Okay Airways’ new 737-900ER is configured with 200 seats in a one-class layout. It will feature Boeing’s innovative Sky Interior with modern sculpted sidewalls and window reveals, larger pivoting overhead stowage bins, as well as LED lighting that enhances the sense of spaciousness.
“It is an honor to join our partner Okay Airways to introduce the first 737-900ER to China,” said Ihssane Mounir, senior vice president of Sales for Northeast Asia, Boeing Commercial Airplanes. “The 737-900ER will further strengthen Okay Airways’ fleet of existing 737s by adding more range and capability, while maintaining leadership in efficiency and reliability. I am confident that the 737-900ERs will continue to contribute to their long-term success for many years to come.”
Okay Airways, the first privately owned airline in China, is headquartered in Beijing with its main hub at Tianjin Binhai International Airport (TSN). Its jetliner fleet includes 13 Boeing 737-800s and one Boeing 737-300 Freighter, which serves more than 100 domestic and international routes.

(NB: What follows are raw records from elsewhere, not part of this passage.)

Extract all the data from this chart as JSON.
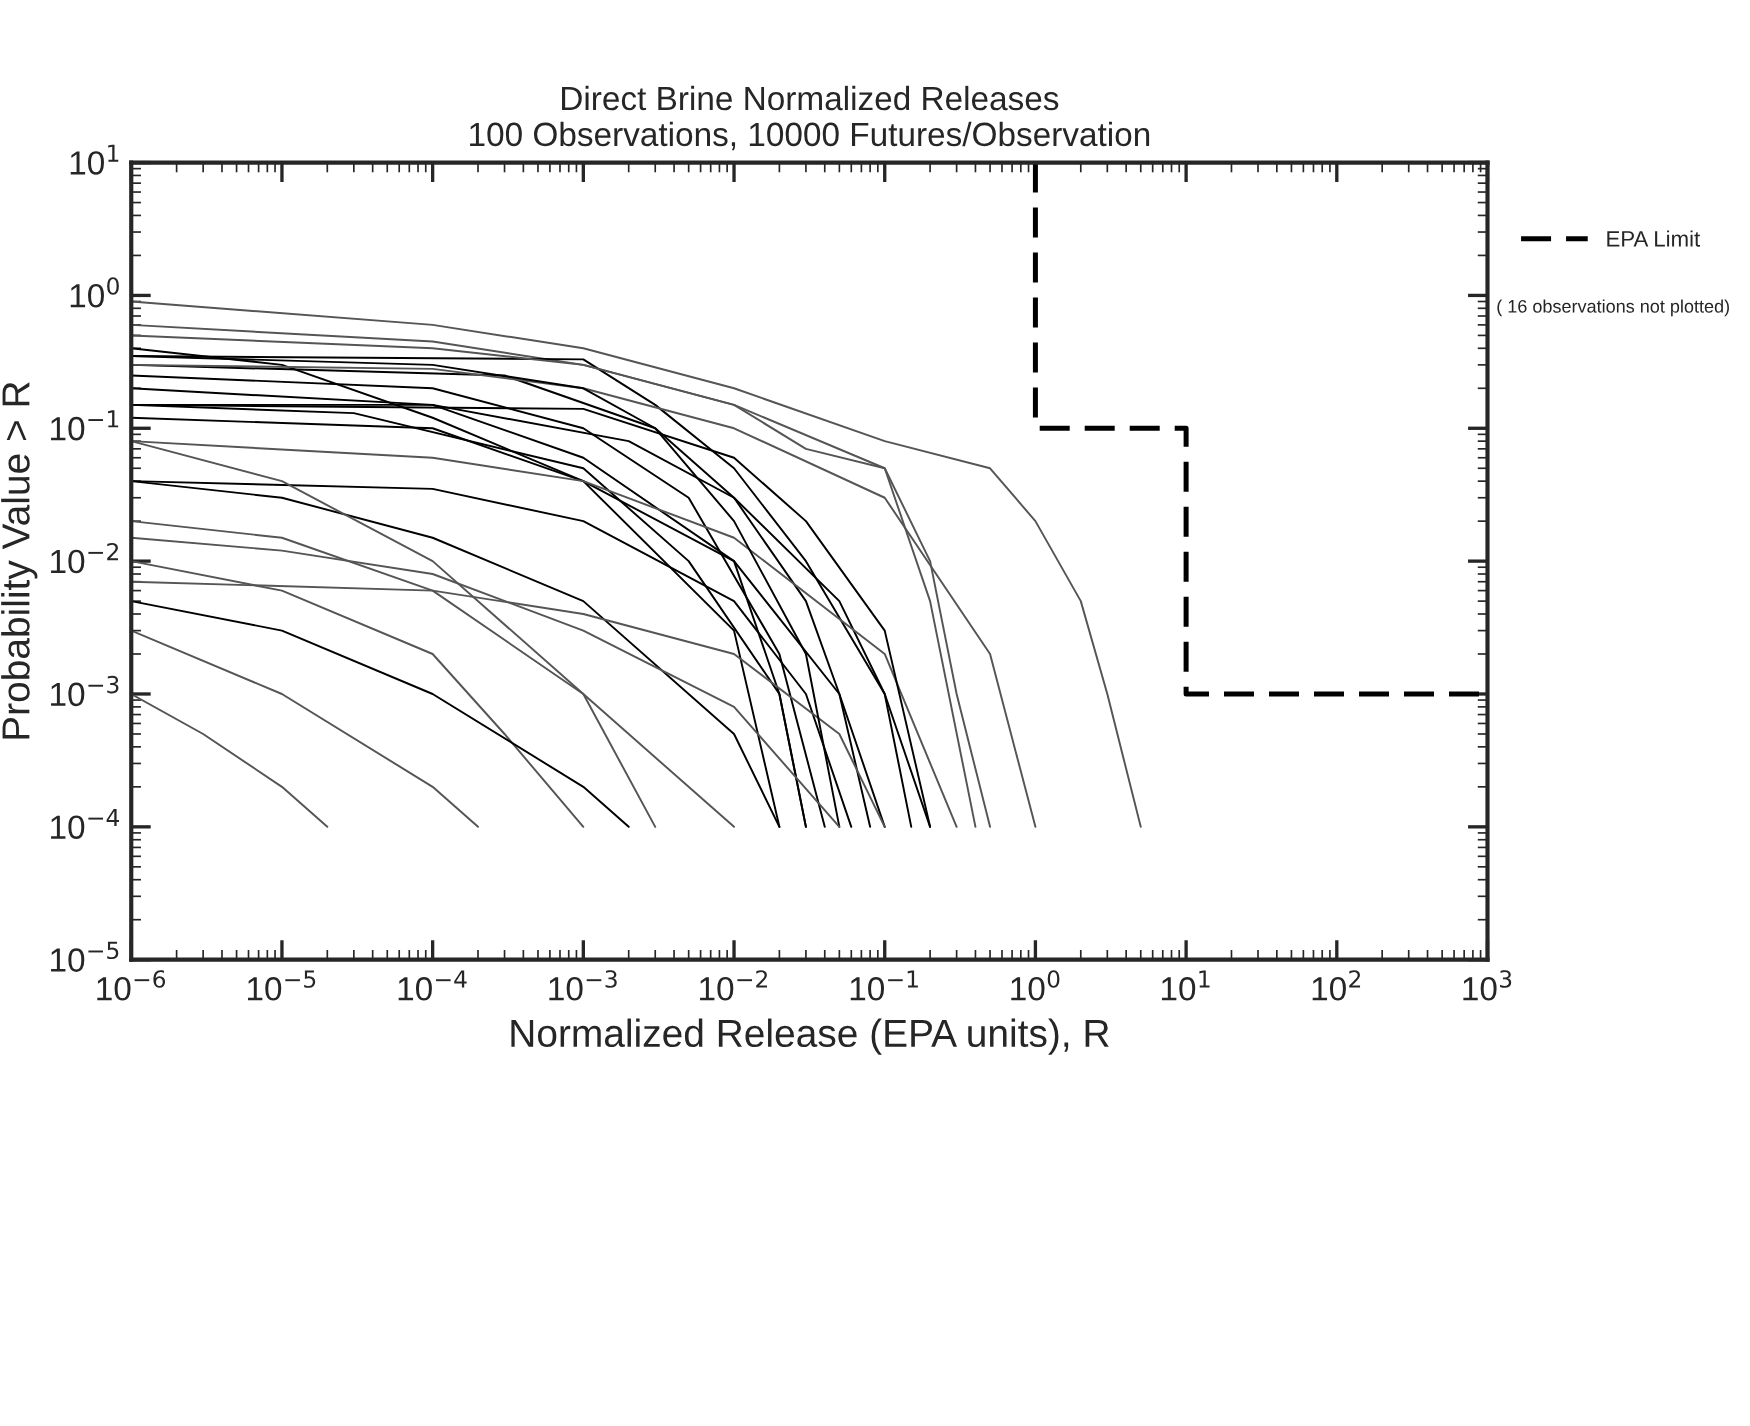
{
  "chart_data": {
    "type": "line",
    "title": "Direct Brine Normalized Releases\n100 Observations, 10000 Futures/Observation",
    "xlabel": "Normalized Release (EPA units), R",
    "ylabel": "Probability Value > R",
    "log": "xy",
    "xlim": [
      1e-06,
      1000
    ],
    "ylim": [
      1e-05,
      10
    ],
    "xticks": [
      {
        "value": 1e-06,
        "label": "10$^{−6}$"
      },
      {
        "value": 1e-05,
        "label": "10$^{−5}$"
      },
      {
        "value": 0.0001,
        "label": "10$^{−4}$"
      },
      {
        "value": 0.001,
        "label": "10$^{−3}$"
      },
      {
        "value": 0.01,
        "label": "10$^{−2}$"
      },
      {
        "value": 0.1,
        "label": "10$^{−1}$"
      },
      {
        "value": 1,
        "label": "10$^{0}$"
      },
      {
        "value": 10,
        "label": "10$^{1}$"
      },
      {
        "value": 100,
        "label": "10$^{2}$"
      },
      {
        "value": 1000,
        "label": "10$^{3}$"
      }
    ],
    "yticks": [
      {
        "value": 1e-05,
        "label": "10$^{−5}$"
      },
      {
        "value": 0.0001,
        "label": "10$^{−4}$"
      },
      {
        "value": 0.001,
        "label": "10$^{−3}$"
      },
      {
        "value": 0.01,
        "label": "10$^{−2}$"
      },
      {
        "value": 0.1,
        "label": "10$^{−1}$"
      },
      {
        "value": 1,
        "label": "10$^{0}$"
      },
      {
        "value": 10,
        "label": "10$^{1}$"
      }
    ],
    "grid": false,
    "legend": "right",
    "marker": "none",
    "line_style": "solid",
    "annotations": [
      "( 16 observations not plotted)"
    ],
    "series": [
      {
        "name": "EPA Limit",
        "color": "#000000",
        "line_style": "dashed",
        "x": [
          1,
          1,
          10,
          10,
          1000
        ],
        "values": [
          10,
          0.1,
          0.1,
          0.001,
          0.001
        ]
      },
      {
        "color": "#555555",
        "x": [
          1e-06,
          0.0001,
          0.001,
          0.01,
          0.1,
          0.5,
          1,
          2,
          3,
          5
        ],
        "values": [
          0.9,
          0.6,
          0.4,
          0.2,
          0.08,
          0.05,
          0.02,
          0.005,
          0.001,
          0.0001
        ]
      },
      {
        "color": "#555555",
        "x": [
          1e-06,
          0.0001,
          0.001,
          0.01,
          0.03,
          0.1,
          0.2,
          0.3,
          0.5
        ],
        "values": [
          0.6,
          0.45,
          0.3,
          0.15,
          0.07,
          0.05,
          0.01,
          0.001,
          0.0001
        ]
      },
      {
        "color": "#000000",
        "x": [
          1e-06,
          0.001,
          0.003,
          0.01,
          0.03,
          0.1,
          0.2
        ],
        "values": [
          0.35,
          0.33,
          0.15,
          0.05,
          0.01,
          0.001,
          0.0001
        ]
      },
      {
        "color": "#000000",
        "x": [
          1e-06,
          0.0003,
          0.003,
          0.01,
          0.03,
          0.05,
          0.08
        ],
        "values": [
          0.3,
          0.25,
          0.1,
          0.03,
          0.005,
          0.001,
          0.0001
        ]
      },
      {
        "color": "#000000",
        "x": [
          1e-06,
          0.0001,
          0.001,
          0.005,
          0.02,
          0.04
        ],
        "values": [
          0.25,
          0.2,
          0.1,
          0.03,
          0.002,
          0.0001
        ]
      },
      {
        "color": "#000000",
        "x": [
          1e-06,
          0.0001,
          0.001,
          0.01,
          0.02,
          0.03
        ],
        "values": [
          0.2,
          0.15,
          0.06,
          0.01,
          0.001,
          0.0001
        ]
      },
      {
        "color": "#000000",
        "x": [
          1e-06,
          0.0001,
          0.002,
          0.01,
          0.05,
          0.1,
          0.15
        ],
        "values": [
          0.15,
          0.15,
          0.08,
          0.03,
          0.005,
          0.001,
          0.0001
        ]
      },
      {
        "color": "#000000",
        "x": [
          1e-06,
          3e-05,
          0.001,
          0.005,
          0.02,
          0.03
        ],
        "values": [
          0.15,
          0.13,
          0.05,
          0.01,
          0.001,
          0.0001
        ]
      },
      {
        "color": "#000000",
        "x": [
          1e-06,
          1e-05,
          0.0001,
          0.001,
          0.01,
          0.02
        ],
        "values": [
          0.4,
          0.3,
          0.12,
          0.04,
          0.003,
          0.0001
        ]
      },
      {
        "color": "#000000",
        "x": [
          1e-06,
          0.0001,
          0.001,
          0.01,
          0.05,
          0.1
        ],
        "values": [
          0.12,
          0.1,
          0.04,
          0.01,
          0.001,
          0.0001
        ]
      },
      {
        "color": "#000000",
        "x": [
          1e-06,
          0.0001,
          0.001,
          0.01,
          0.03,
          0.06
        ],
        "values": [
          0.04,
          0.035,
          0.02,
          0.005,
          0.001,
          0.0001
        ]
      },
      {
        "color": "#000000",
        "x": [
          1e-06,
          1e-05,
          0.0001,
          0.001,
          0.01,
          0.02
        ],
        "values": [
          0.04,
          0.03,
          0.015,
          0.005,
          0.0005,
          0.0001
        ]
      },
      {
        "color": "#555555",
        "x": [
          1e-06,
          1e-05,
          0.0001,
          0.001,
          0.003
        ],
        "values": [
          0.08,
          0.04,
          0.01,
          0.001,
          0.0001
        ]
      },
      {
        "color": "#555555",
        "x": [
          1e-06,
          0.0001,
          0.001,
          0.01,
          0.1,
          0.3
        ],
        "values": [
          0.08,
          0.06,
          0.04,
          0.015,
          0.002,
          0.0001
        ]
      },
      {
        "color": "#555555",
        "x": [
          1e-06,
          0.0001,
          0.001,
          0.01,
          0.1,
          0.2,
          0.4
        ],
        "values": [
          0.5,
          0.4,
          0.3,
          0.15,
          0.05,
          0.005,
          0.0001
        ]
      },
      {
        "color": "#555555",
        "x": [
          1e-06,
          1e-05,
          0.0001,
          0.001,
          0.01
        ],
        "values": [
          0.02,
          0.015,
          0.006,
          0.001,
          0.0001
        ]
      },
      {
        "color": "#555555",
        "x": [
          1e-06,
          1e-05,
          0.0001,
          0.0003,
          0.001
        ],
        "values": [
          0.01,
          0.006,
          0.002,
          0.0005,
          0.0001
        ]
      },
      {
        "color": "#000000",
        "x": [
          1e-06,
          1e-05,
          0.0001,
          0.001,
          0.002
        ],
        "values": [
          0.005,
          0.003,
          0.001,
          0.0002,
          0.0001
        ]
      },
      {
        "color": "#555555",
        "x": [
          1e-06,
          1e-05,
          0.0001,
          0.0002
        ],
        "values": [
          0.003,
          0.001,
          0.0002,
          0.0001
        ]
      },
      {
        "color": "#555555",
        "x": [
          1e-06,
          3e-06,
          1e-05,
          2e-05
        ],
        "values": [
          0.001,
          0.0005,
          0.0002,
          0.0001
        ]
      },
      {
        "color": "#555555",
        "x": [
          1e-06,
          0.0001,
          0.001,
          0.01,
          0.05,
          0.1
        ],
        "values": [
          0.007,
          0.006,
          0.004,
          0.002,
          0.0005,
          0.0001
        ]
      },
      {
        "color": "#555555",
        "x": [
          1e-06,
          0.0001,
          0.001,
          0.01,
          0.1,
          0.5,
          1
        ],
        "values": [
          0.3,
          0.28,
          0.2,
          0.1,
          0.03,
          0.002,
          0.0001
        ]
      },
      {
        "color": "#000000",
        "x": [
          1e-06,
          0.0001,
          0.001,
          0.003,
          0.01,
          0.03,
          0.05
        ],
        "values": [
          0.35,
          0.3,
          0.2,
          0.1,
          0.02,
          0.002,
          0.0001
        ]
      },
      {
        "color": "#000000",
        "x": [
          1e-06,
          0.001,
          0.01,
          0.03,
          0.1,
          0.2
        ],
        "values": [
          0.15,
          0.14,
          0.06,
          0.02,
          0.003,
          0.0001
        ]
      },
      {
        "color": "#555555",
        "x": [
          1e-06,
          1e-05,
          0.0001,
          0.001,
          0.01,
          0.05
        ],
        "values": [
          0.015,
          0.012,
          0.008,
          0.003,
          0.0008,
          0.0001
        ]
      }
    ]
  }
}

The Boeing 737-900ER is the newest member of the Next-Generation 737 airplane family. It has the highest capacity and lowest seat-mile cost of Boeing’s single-aisle family. Compared with the 737-800, the 737-900ER provides 31 more seats for more incremental revenue opportunity to complement the 737-800 that many Next-Generation customers already have in their fleet.